For accurate image co-registration, mice were placed in the prone position in a custom designed portable imaging tray, facilitating precise positioning between scanners. Anesthesia (1-2% isoflurane in oxygen) was delivered throughout the duration of imaging. Micro-X-ray computed tomography (14
) images were acquired using a scanner developed in-house. Following CT acquisition, mice were transported to the PET scanner (Focus F-120, Siemens) and scanned for ~25 min. CT images were reconstructed with a 3D filtered back-projection algorithm using the COBRA software (Exxim, Inc.). The reconstructed pixel size was 0.15 × 0.15 × 0.15 mm on a 320 × 320 × 384 image matrix. Using MicroPET Manager (Siemens, version 188.8.131.52), PET data was reconstructed using the OSEM3D/MAP algorithm (zoom factor = 2.164). The reconstructed pixel size was 0.28 × 0.28 × 0.79 mm on a 128 × 128 × 95 image matrix.

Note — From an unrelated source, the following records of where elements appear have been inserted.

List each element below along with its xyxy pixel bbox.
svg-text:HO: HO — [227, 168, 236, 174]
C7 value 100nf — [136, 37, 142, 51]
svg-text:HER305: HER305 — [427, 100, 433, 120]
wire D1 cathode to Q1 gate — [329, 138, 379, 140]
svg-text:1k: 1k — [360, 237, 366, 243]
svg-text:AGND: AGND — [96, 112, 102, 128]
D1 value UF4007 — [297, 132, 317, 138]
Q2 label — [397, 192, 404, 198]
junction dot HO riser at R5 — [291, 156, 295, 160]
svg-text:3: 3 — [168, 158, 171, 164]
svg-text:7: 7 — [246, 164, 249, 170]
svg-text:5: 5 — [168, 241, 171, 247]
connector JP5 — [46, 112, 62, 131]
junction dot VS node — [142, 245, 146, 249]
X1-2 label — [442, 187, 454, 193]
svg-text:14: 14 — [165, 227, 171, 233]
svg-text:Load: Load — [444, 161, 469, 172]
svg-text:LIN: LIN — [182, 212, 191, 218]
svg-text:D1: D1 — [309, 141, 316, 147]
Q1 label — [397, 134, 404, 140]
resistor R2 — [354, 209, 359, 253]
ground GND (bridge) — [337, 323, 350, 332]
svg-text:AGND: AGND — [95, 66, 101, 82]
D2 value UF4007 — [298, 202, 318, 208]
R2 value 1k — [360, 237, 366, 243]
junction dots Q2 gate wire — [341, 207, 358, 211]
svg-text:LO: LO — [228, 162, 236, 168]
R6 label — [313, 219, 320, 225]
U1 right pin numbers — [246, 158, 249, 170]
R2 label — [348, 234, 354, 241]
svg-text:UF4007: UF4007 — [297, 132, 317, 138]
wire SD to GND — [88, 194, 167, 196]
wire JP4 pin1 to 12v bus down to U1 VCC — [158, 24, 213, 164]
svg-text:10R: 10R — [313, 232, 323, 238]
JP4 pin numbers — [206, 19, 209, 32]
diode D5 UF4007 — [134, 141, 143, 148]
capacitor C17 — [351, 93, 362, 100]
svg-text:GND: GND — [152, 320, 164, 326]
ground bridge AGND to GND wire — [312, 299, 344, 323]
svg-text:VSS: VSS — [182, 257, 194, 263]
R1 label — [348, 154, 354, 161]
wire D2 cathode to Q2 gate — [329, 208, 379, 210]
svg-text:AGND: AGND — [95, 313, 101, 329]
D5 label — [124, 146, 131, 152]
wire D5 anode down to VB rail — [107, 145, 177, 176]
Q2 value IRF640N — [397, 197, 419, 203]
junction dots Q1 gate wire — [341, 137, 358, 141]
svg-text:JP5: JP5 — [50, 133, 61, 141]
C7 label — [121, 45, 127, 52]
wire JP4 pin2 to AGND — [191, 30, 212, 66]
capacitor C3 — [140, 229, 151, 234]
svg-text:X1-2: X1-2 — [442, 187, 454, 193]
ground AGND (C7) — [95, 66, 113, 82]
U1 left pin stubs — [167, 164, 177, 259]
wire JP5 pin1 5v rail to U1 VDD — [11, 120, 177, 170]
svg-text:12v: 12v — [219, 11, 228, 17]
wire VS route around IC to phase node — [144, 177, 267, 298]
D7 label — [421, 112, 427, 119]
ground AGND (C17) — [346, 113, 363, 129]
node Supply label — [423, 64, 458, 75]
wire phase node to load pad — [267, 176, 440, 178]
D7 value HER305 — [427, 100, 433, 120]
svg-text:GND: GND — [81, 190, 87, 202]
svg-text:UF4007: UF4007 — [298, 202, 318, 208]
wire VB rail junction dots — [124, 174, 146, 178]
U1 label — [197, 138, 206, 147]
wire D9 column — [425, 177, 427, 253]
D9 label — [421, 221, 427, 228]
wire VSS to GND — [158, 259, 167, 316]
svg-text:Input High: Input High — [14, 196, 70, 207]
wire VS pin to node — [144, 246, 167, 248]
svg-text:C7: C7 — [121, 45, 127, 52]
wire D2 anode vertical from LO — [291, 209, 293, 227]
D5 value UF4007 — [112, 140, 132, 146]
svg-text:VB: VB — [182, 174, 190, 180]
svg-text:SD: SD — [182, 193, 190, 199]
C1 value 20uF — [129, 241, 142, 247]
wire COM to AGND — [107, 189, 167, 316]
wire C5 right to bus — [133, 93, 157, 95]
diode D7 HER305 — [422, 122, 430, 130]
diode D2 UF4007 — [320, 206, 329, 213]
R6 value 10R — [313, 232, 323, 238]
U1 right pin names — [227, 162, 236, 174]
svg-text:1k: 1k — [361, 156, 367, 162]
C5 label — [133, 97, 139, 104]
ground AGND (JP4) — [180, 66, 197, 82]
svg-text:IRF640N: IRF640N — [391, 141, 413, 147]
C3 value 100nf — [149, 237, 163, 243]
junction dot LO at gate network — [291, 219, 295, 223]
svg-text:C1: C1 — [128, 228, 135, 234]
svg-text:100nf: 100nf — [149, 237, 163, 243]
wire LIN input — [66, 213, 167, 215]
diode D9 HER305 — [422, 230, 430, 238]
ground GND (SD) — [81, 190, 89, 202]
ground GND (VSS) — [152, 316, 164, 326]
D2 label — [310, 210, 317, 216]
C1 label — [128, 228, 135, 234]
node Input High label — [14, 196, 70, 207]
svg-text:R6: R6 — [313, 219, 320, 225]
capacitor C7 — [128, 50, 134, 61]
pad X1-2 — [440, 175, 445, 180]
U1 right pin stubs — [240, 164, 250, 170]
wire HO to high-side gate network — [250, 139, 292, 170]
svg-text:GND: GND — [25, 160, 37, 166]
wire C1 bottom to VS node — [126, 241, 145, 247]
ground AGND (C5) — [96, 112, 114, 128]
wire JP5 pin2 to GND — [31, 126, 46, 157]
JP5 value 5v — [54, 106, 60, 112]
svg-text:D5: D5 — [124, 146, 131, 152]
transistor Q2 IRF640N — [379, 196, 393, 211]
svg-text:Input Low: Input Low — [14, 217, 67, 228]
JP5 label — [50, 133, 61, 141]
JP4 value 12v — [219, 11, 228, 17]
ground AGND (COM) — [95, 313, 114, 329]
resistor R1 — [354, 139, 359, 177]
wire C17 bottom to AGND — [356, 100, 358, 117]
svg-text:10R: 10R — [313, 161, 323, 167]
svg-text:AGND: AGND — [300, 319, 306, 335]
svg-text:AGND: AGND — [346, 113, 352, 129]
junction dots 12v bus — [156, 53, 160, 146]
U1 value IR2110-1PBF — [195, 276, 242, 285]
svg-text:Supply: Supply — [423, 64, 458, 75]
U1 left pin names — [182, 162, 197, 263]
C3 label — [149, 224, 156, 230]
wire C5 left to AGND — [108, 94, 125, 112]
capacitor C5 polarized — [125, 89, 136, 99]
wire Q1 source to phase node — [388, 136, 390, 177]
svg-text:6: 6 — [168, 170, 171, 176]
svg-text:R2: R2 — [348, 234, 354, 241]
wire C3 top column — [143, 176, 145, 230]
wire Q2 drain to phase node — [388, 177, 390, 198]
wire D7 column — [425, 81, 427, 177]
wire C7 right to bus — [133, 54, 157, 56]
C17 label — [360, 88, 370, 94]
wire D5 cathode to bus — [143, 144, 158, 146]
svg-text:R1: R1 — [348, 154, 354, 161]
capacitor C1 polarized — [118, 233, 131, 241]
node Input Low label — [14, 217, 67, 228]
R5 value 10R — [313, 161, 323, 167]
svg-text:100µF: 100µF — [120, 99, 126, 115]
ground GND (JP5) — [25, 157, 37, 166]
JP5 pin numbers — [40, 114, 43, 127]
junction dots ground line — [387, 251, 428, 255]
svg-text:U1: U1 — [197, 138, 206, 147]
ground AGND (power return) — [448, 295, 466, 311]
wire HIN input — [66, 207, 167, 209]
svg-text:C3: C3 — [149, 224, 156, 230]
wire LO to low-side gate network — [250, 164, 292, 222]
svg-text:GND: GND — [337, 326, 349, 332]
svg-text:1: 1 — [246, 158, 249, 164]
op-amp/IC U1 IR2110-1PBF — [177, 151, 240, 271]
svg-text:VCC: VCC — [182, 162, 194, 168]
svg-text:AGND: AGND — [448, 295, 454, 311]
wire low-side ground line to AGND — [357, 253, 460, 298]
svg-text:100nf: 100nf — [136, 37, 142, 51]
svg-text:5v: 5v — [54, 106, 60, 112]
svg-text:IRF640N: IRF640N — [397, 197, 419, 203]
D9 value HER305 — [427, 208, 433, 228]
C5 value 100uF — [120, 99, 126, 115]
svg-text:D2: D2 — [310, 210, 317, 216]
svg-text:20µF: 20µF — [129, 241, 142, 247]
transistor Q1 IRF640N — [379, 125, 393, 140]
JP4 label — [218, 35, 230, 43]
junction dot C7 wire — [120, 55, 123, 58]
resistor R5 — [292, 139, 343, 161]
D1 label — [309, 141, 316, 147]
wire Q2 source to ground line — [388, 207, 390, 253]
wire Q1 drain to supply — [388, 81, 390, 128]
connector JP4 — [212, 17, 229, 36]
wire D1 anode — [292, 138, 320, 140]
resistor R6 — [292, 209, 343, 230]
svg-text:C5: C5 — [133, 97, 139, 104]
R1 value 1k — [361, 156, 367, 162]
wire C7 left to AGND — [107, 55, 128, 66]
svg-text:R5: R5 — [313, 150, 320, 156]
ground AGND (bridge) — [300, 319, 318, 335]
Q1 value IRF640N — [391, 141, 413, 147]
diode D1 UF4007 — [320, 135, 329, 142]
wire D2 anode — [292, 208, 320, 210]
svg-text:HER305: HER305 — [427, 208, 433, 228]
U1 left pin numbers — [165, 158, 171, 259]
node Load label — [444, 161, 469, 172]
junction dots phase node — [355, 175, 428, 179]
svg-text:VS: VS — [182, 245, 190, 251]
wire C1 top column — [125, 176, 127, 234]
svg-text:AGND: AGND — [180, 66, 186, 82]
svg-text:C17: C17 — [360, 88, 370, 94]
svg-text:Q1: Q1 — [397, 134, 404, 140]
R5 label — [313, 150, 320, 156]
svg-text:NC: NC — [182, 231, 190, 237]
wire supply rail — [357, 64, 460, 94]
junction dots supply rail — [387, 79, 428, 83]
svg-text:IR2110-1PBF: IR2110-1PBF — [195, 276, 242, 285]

All microPET images were corrected for decay, but not attenuation.
CT-PET image co-registration was performed using ASIPRO (Siemens) and a transformation matrix previously obtained with an imaging phantom. To characterize the accumulation of the tracer in lungs, region-of-interest (ROI) analysis was performed. CT images were used to visualize lung boundaries and guide the placement of lung ROIs, which were drawn manually. 10 ± 2 contiguous transaxial lung ROIs were drawn to cover the entire lung volume. Lung ROIs were transferred to the PET images and the mean activity per milliliter of lung tissue was determined. Standardized uptake values (SUVs), defined as product of the mean lung ROI activity and the animal body weight divided by the injected dose were computed.
As a global index of lung inflammation, lung to muscle ratios were computed based on ROI analysis with the microCT image data sets. ROIs were drawn on transaxial slices, covering the entire lung volume. For every slice, the average pixel value was computed by dividing the total pixel values by the total number of pixels in that 2D ROI. The average pixel value in the whole lung is normalized to that of muscle to offset any potential fluctuations due to variability in CT acquisition parameters.
Group data are expressed as the mean ± SD. Student t-test was used to determine differences in SUV, %ID, microCT lung to muscle ratios, and MPO assay results among mice administered Klebsiella pneumonia and normal control mice. P value less than 0.05 was indicative of statistical significance. Sigma-Stat v3.0 (SPSS, Inc, Chicago, IL) was used for statistical calculations.